P. 47, par. 2. The Kânva text reads,--'They followed Indra even as now-a-days also a Brahman follows a Kshatriya blessing him (âsamsamâno ’nukarati).'
P. 85, par. 6. Read,--for this represents the fringe (of the Sacrificer's nether garment), and it is on the right side that the fringe (is tucked in) . . . . for the fringe also is covered (by being tucked in). Cf. below to p. 368.
P. 118, line 18. Read,--'Thine' instead of 'Your.'
P. 164, par. 2. Professor Delbrück, Syntaktische Forschungen II, p. 118, translates, 'And from the mouth which had been drinking surâ, the sparrow sprang: hence the latter sings so merrily, for indeed he sings so merrily as if it had drank surâ.' Differently, however, ibid. III, p. 64.
P. 175, par. 1. Compare also the corresponding legend in Taitt. Br. I, 6, 7, 4:--Indra, having slain Vritra, went to the farthest distance, thinking 'I have committed a sin (aparâdham, ? I have missed him).' He said, 'Who will find this out?' The Maruts said, 'We will choose a boon, then we shall know: let the first offering be made to us!' They sported on him (Vritra), &c. (According to Sâyana, on Taitt. S. I, 8, 4, Indra flees from fear and says, within the Marut's hearing, 'Is Vritra dead or not? Who will go near him and find it out?' &c.)
P. 183, par. 1. According to Sâyana, on Taitt. Br. I, 1, 3, 10, it was the Soma-plant (soma-vallî) that was carried off by Gâyatrî devatâ, and one of its leaves (parna) was broken off, and on falling to the ground became a palâsa tree. See also Taitt. S. VI, 1, 6; Sat. Br. III, 2, 4, 1 seq.; Weber, Ind. Stud. II, 312 seq.
P. 184, note 4. Add,--Compare Max Müller, Hist. of Anc. Sansk. Lit., p. 352.
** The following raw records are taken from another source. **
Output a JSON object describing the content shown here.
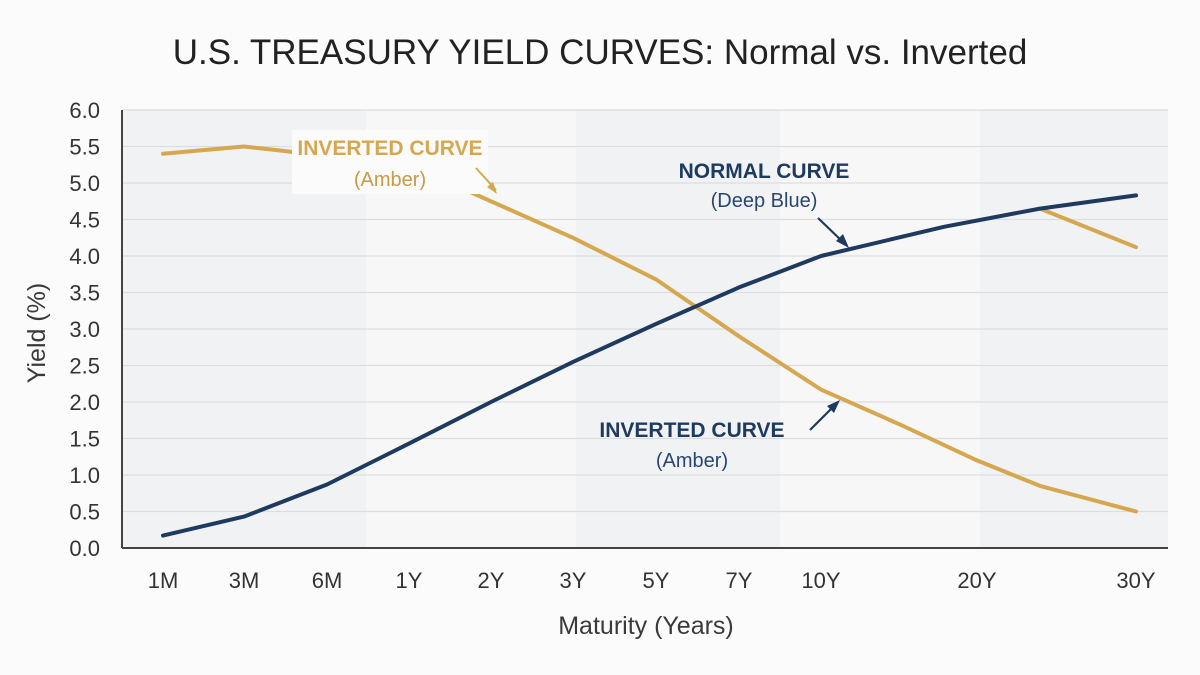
{
  "chart_data": {
    "type": "line",
    "title": "U.S. TREASURY YIELD CURVES: Normal vs. Inverted",
    "xlabel": "Maturity (Years)",
    "ylabel": "Yield (%)",
    "ylim": [
      0,
      6
    ],
    "yticks": [
      "0.0",
      "0.5",
      "1.0",
      "1.5",
      "2.0",
      "2.5",
      "3.0",
      "3.5",
      "4.0",
      "4.5",
      "5.0",
      "5.5",
      "6.0"
    ],
    "x_tick_labels": [
      "1M",
      "3M",
      "6M",
      "1Y",
      "2Y",
      "3Y",
      "5Y",
      "7Y",
      "10Y",
      "20Y",
      "30Y"
    ],
    "grid": "horizontal",
    "series": [
      {
        "name": "NORMAL CURVE",
        "color": "#1f3a5f",
        "points": [
          {
            "x": "1M",
            "y": 0.17
          },
          {
            "x": "3M",
            "y": 0.43
          },
          {
            "x": "6M",
            "y": 0.87
          },
          {
            "x": "1Y",
            "y": 1.43
          },
          {
            "x": "2Y",
            "y": 2.0
          },
          {
            "x": "3Y",
            "y": 2.55
          },
          {
            "x": "5Y",
            "y": 3.07
          },
          {
            "x": "7Y",
            "y": 3.57
          },
          {
            "x": "10Y",
            "y": 4.0
          },
          {
            "x": "15Y",
            "y": 4.4
          },
          {
            "x": "25Y",
            "y": 4.65
          },
          {
            "x": "30Y",
            "y": 4.83
          }
        ]
      },
      {
        "name": "INVERTED CURVE",
        "color": "#d6a74e",
        "points": [
          {
            "x": "1M",
            "y": 5.4
          },
          {
            "x": "3M",
            "y": 5.5
          },
          {
            "x": "4.5M",
            "y": 5.43
          },
          {
            "x": "1.5Y",
            "y": 5.05
          },
          {
            "x": "2Y",
            "y": 4.75
          },
          {
            "x": "3Y",
            "y": 4.25
          },
          {
            "x": "5Y",
            "y": 3.68
          },
          {
            "x": "7Y",
            "y": 2.9
          },
          {
            "x": "10Y",
            "y": 2.17
          },
          {
            "x": "12Y",
            "y": 1.68
          },
          {
            "x": "20Y",
            "y": 1.2
          },
          {
            "x": "25Y",
            "y": 0.85
          },
          {
            "x": "30Y",
            "y": 0.5
          }
        ],
        "overlay_segment": [
          {
            "x": "25Y",
            "y": 4.65
          },
          {
            "x": "30Y",
            "y": 4.12
          }
        ]
      }
    ],
    "annotations": [
      {
        "title": "INVERTED CURVE",
        "subtitle": "(Amber)",
        "color": "#d6a74e",
        "subtitle_color": "#c99a45",
        "points_to_series": "INVERTED CURVE"
      },
      {
        "title": "NORMAL CURVE",
        "subtitle": "(Deep Blue)",
        "color": "#1f3a5f",
        "subtitle_color": "#2a4670",
        "points_to_series": "NORMAL CURVE"
      },
      {
        "title": "INVERTED CURVE",
        "subtitle": "(Amber)",
        "color": "#1f3a5f",
        "subtitle_color": "#2a4670",
        "points_to_series": "INVERTED CURVE"
      }
    ]
  }
}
P. 206, par. 19. Correct,--'Bhâllaveya' (also II, 1, 4, 6).
P. 288, note 2. On the etymology of nakshatra, see also Max Müller, Rig-veda-Samhitâ IV, p. lxvi note.
P. 310, pars. 8-9. Correct,--'And whichever (of the Asuras) they (the gods) slew, he indeed remained the same (viz. alive). In consequence of this the gods were left inferior.'
P. 313, par. 20. The paragraph should have been rendered thus:--To Aruna Aupavesi his kinsmen said, 'Thou art advanced in years: establish thou the fires!' He replied, 'Thereby ye tell me, "keep silence!" he who has established his fires must not speak an untruth, and only by not speaking at all one speaks no untruth: to that extent the service (of the consecrated fire) consists in truth.' Similarly the Kânva text,--arunam haupavesim gñâtaya ûkuk sthaviro vâ asy agnî âdhatsveti.--sa hovâka tan maitad brûtha vâkamyama evaidhîti ma brûtheti na by agni âdhâya mrishâ vaden no vâkâ vadato ’mrishodyam asti tasmâd u satyam eva vivadishet. See Delbrück, Syntaktische Forschungen III, p. 29.
P. 368, par. 24. Read,--He (the Sacrificer) then pulls down the tuck of his nether garment) and performs obeisance. Cf. p. 435, note 2.